512-224 Cognitive Psychology 2

Credit Points

12.5

Coordinator

Assoc Prof Anne Castles

Prerequisites

512-120 and 512-121 (or equivalent)

Semester

2 (view timetable)

Contact

Twenty-four hours of lectures, 12 hours of laboratory classes. [Estimated total time commitment of 120 hours.]

Subject Description

This subject examines higher mental processes such as attention, memory, language and thinking. The subject comprises two units.

Attention and Memory deals with the experimental study of attention and memory. It examines the nature and function of selective attention and its role in human cognition, and investigates the structure, function and organisation of the human memory system. The approach taken is an information-processing one, in which an analysis is made of human performance on simple cognitive tasks. This method is used to gain insight into the processes that underlie everyday cognitive activity, and to evaluate competing theoretical accounts of what attention and memory are and how they function.

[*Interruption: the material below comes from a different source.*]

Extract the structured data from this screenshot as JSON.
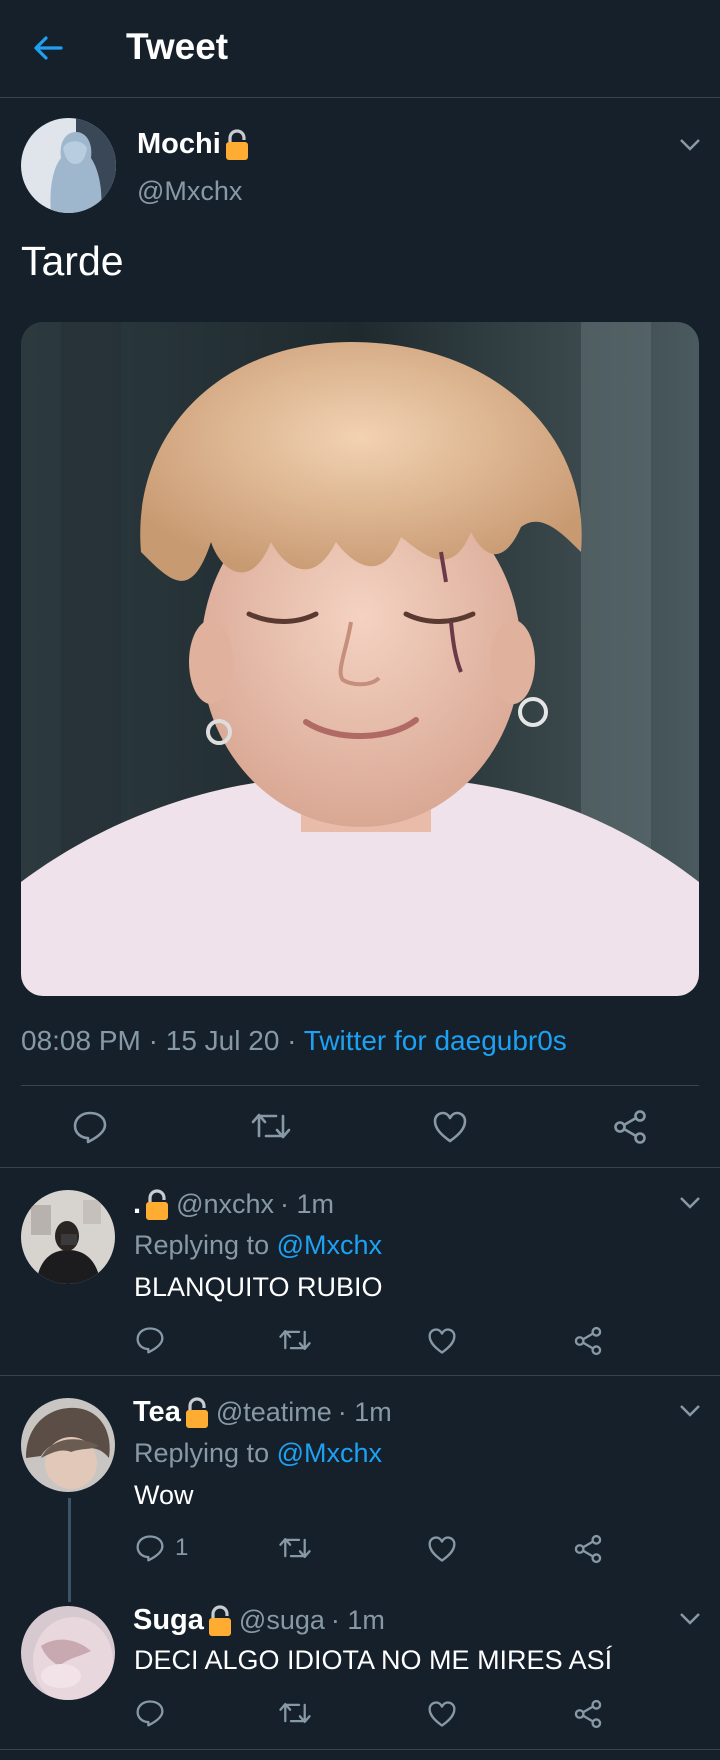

Language and Cognition introduces students to the experimental study of language and cognition. Language lectures give students an understanding of the nature and function of language by exploring such issues as language acquisition, the biology of language and speech, language disorders, and issues in reading and writing. The cognition lectures provide students with an introduction to issues in human cognition such as problem solving and representation, decision-making, and the relationship between language and thought.

Generic Skills

On completion of this subject, students should be able to: give a critical account of the main theories in one or more topic areas of cognitive psychology; derive testable empirical predictions from a theory that is expressed in abstract, information-processing terms; assess the adequacy of a cognitive theory in relation to a given set of experimental findings; summarise and analyse data in a way that is appropriate to the empirical test of a cognitive theory; write a laboratory report that clearly expresses the relationship between theory, predictions, empirical test, and subsequent inferences.

Assessment

A laboratory report of no more than 2000 words (30%), a laboratory in-class exercise (10%) and an examination of no more than two hours (60%).

Each piece of assessment must be completed (hurdle requirement).

Attendance at 80% or more of the laboratory classes is a hurdle requirement. In case of failure to meet the hurdle requirement, additional work will be required before a passing grade can be awarded.